In the modern education system, interdisciplinary connections play an important role (STEM learning). On the web portal, the system automatically determines interdisciplinary links (physics, biology, chemistry, geography, mathematics). Based on the identified interdisciplinary connections, the portal automatically generates slides. Upon request, the AI module provides content prepared in a logical scientific style. The platform includes official textbooks approved by the Minister of Science and Higher Education of the Republic of Kazakhstan

Expected result:

  • Quick access to learning materials saves time
  • Reduced time for obtaining scientifically grounded content
  • Digital transformation of educational material preparation
  • Reduction of methodological workload for teachers and editors by up to 40%
  • Reduction of time and labor costs for slide preparation by 50–70%

Case name:

DSR (Document Smart Route) – Implementation of machine learning in the electronic document management system

Description of the problem / task:

Modern organizations face the need to process and store large volumes of documents in digital format. Manual processing leads to time losses, errors, and delays in decision-making. The goal of the project is to develop an intelligent system that automates document classification and routing using machine learning methods, which will significantly accelerate processes within the organization.

Expected result:

  • Reduction of document processing time by up to 50%
  • Improved classification accuracy through adaptive learning
  • Optimization of document flow and data-driven management
  • Reduction of errors in document routing
  • Increased speed of managerial decision-making

Case name:

Intelligent Network Anomaly Detection System (iNADS)

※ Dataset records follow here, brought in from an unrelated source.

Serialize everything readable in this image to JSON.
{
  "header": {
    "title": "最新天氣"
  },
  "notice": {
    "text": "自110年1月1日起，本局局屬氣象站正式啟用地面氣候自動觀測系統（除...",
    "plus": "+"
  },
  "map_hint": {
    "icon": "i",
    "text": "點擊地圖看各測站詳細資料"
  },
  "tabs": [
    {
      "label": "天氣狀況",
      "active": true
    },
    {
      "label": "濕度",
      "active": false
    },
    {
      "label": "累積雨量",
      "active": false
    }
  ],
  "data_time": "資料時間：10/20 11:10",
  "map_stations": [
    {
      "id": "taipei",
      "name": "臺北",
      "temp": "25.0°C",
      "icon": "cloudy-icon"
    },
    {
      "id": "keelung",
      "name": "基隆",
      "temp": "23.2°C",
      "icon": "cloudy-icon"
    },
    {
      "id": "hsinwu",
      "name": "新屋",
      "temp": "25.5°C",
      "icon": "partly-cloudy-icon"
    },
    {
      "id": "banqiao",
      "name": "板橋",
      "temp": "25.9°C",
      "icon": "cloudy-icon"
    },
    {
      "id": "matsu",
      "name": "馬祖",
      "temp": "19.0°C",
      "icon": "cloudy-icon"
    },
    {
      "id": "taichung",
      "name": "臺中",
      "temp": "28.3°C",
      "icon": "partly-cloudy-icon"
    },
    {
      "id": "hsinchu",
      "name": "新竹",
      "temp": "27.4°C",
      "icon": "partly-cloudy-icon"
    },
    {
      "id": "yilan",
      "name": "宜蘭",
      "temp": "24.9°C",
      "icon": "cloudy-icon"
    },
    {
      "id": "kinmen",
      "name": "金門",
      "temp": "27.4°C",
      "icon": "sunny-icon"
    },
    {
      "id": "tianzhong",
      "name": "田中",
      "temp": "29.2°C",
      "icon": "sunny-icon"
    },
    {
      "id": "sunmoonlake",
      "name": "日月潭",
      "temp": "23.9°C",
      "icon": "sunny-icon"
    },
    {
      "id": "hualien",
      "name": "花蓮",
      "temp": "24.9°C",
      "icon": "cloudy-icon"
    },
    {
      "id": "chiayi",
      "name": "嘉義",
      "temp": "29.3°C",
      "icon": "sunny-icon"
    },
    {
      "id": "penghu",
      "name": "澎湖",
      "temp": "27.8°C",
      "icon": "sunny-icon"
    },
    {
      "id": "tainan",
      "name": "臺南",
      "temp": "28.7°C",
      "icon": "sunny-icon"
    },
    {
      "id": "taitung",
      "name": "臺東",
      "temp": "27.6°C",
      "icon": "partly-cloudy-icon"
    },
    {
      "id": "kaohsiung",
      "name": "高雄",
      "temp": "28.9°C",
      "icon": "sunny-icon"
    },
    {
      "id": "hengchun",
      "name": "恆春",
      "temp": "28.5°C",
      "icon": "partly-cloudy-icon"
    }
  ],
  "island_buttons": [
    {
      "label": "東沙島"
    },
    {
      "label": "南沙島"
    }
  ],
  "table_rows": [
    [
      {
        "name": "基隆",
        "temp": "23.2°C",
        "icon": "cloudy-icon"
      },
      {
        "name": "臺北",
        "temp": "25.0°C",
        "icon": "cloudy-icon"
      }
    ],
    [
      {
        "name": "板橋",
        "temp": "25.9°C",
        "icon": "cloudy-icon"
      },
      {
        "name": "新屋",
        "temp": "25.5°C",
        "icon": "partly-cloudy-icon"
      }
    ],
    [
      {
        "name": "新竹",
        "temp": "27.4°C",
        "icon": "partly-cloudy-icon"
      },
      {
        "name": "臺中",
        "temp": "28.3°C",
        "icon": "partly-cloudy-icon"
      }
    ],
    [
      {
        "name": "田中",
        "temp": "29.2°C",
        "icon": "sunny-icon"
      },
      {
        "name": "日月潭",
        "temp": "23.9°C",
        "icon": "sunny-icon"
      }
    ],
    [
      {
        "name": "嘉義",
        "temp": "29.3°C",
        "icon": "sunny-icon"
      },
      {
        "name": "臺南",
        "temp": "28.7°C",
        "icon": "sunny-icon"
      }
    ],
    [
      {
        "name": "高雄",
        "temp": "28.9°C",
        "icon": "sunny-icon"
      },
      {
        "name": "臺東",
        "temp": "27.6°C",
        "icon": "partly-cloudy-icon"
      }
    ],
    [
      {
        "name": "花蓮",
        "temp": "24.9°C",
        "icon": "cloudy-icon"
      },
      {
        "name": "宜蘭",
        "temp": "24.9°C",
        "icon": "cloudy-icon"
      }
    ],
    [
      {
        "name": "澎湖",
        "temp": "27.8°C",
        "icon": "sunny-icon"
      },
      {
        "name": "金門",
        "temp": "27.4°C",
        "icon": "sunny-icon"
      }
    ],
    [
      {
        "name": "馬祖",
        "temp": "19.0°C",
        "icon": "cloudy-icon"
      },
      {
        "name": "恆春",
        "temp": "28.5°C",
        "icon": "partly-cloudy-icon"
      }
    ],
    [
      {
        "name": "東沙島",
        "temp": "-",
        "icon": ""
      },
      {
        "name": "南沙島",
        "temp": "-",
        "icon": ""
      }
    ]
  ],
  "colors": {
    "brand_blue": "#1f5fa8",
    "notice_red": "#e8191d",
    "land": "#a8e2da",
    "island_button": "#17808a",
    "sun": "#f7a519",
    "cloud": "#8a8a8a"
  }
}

Description of the problem / task:

Modern network security methods, primarily based on signature analysis, do not ensure timely detection of new or modified cyberattacks. This poses a threat to the information security of critical infrastructure and corporate networks. The iNADS system is designed to improve the accuracy and speed of network anomaly detection by combining the capabilities of artificial intelligence with IDS/IPS systems.

Expected result:

  • Increasing the level of network cybersecurity without additional costs for third-party solution licenses;
  • Reducing the number of incidents not detected by traditional IDS;
  • Reducing incident response time through automatic notifications.

Case name:

MapOil – visualization and analysis of oil data

Description of the problem / task:

A tool for analytics and reporting that provides up-to-date information on oil logistics. The information system enables tracking of oil flows during transportation, analysis of transportation routes, volume control, and recording of losses. For oil companies, loss accounting is important both economically and environmentally, as it helps minimize losses, ensure accuracy of balance calculations, and comply with regulatory requirements.

Expected result:

  • Reducing the time for collecting and analyzing logistics data by up to 40% 
  • decreasing technological losses through timely monitoring
  • increasing transparency and accuracy of reporting, and reducing incident response time by 20–30%.